Répondre le plus simplement aux besoins tout en restant adaptable et en évitant de développer des chose inutiles
L’auto-organisation des équipes afin laisser émerger la conception, les spécifications, l’architecture. Cela permet également de partager les responsabilités
L’introspection de l’équipe, à intervalles de temps réguliers ; l’équipe doit s’interroger sur la façon de devenir plus efficace et s’ajuster à son environnement
Historique :
Généralement, l’approche proposée par Toyota connue sous le nom de « LEAN » (ou encore système Toyota), est considérée à l’origine des méthodes agiles. Celle-ci n’est pas au départ destinée aux projets de développements informatiques. L’origine des méthodes agiles en informatique est datée du milieu des années 1990 et provient du constat suivant :
Constat :
Au début années 1990, les maîtrises d’oeuvre informatique appliquent majoritairement un cadre méthodologique sérieux et des méthodes héritées de la « crise du logiciel ». Ce cadre repose essentiellement :
des normes tels que DOD2167, ISO 12207...
des cycles Merisiens, en V ou en cascade.
des procédures qualités, ISO9001, et recommandation 9000-3 pour le logiciel.
CMMI.
La conséquence de cette approche est une grande insatisfaction des maîtrises d’ouvrage qui reprochent trop de dérives des coûts, des dérives des plannings, de produits inadaptés.
Analyse :
L’utilisation des méthodes de développement produit sur les projets une avalanche d’informations telles que les demandes de modifications fonctionnelles, les bugs, changements d’architecture ...entraîne une inadéquation entre les changements rapides des besoins utilisateur et les logiciels produits et des réorganisations fréquentes.
Ces dernières produisent à leur tour des arrêts et reprises des développements, des ruptures technologiques, et finalement le désengagement des investissements.
Il y a dérive des coûts, de la qualité mais aussi et surtout des délais . A cette époque seulement 30% des projets sont livrés avec des développements conformes aux prévisions. En réaction à cette hyper-spécification et sur-modélisation, une nouvelle approche est devenue nécessaire
Une nouvelle approche :
Dans cette nouvelle approche, les équipes doivent palier aux défauts des méthodes d’ingénierie classique et assumer les contraintes liées à l’innovation. En particulier elle doivent maintenant :
Vivre dans le changement et s’adapter.
Intégrer le fait que ce fonctionnement est normal.

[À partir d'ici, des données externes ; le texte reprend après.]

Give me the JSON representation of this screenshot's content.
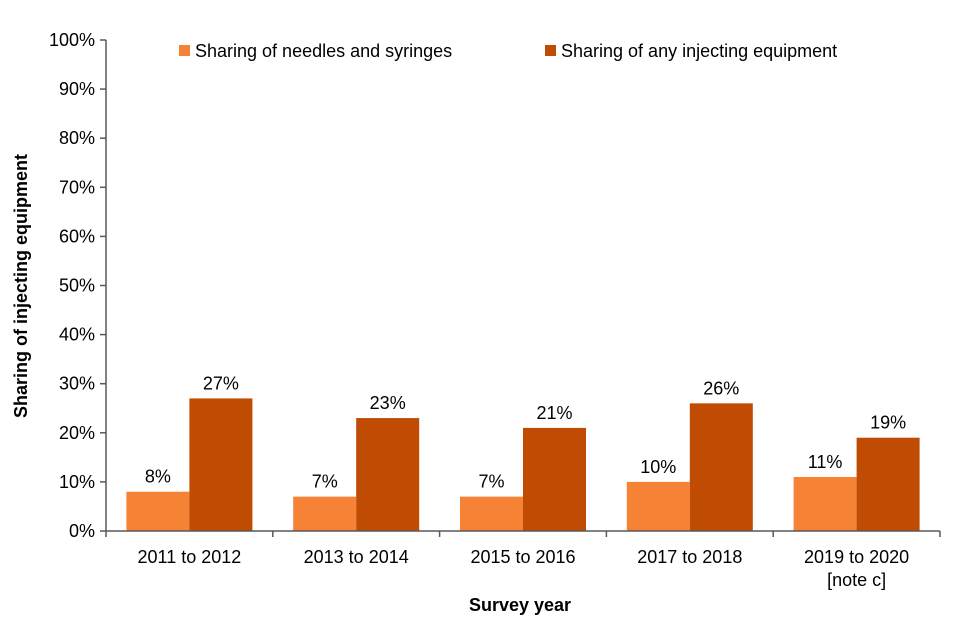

Chercher à obtenir les résultats essentiels le plus rapidement et se concentrer dessus.
S’organiser autrement.
Définir des priorités différentes.
Découper le travail autrement, segmenter et cadencer les projets.
Faire simple.
La première prise en compte de ces concepts est réalisée au cours des années 1990 avec l’arrivée d’une méthode RAD (Rapid Application Développement). Cette méthode intègre une bonne partie des principes de base de l’agilité tel que le prototypages, la réalisation d’incréments bien qu’elle reste dans le fond basée sur des schémas traditionnels.
Les « vrais » méthodes agiles n’arrivent que plus tard avec la création de l’alliance agile (agile alliance) et la rédaction du manifeste agile qui servira de base aux méthodes comme Scrum, XP.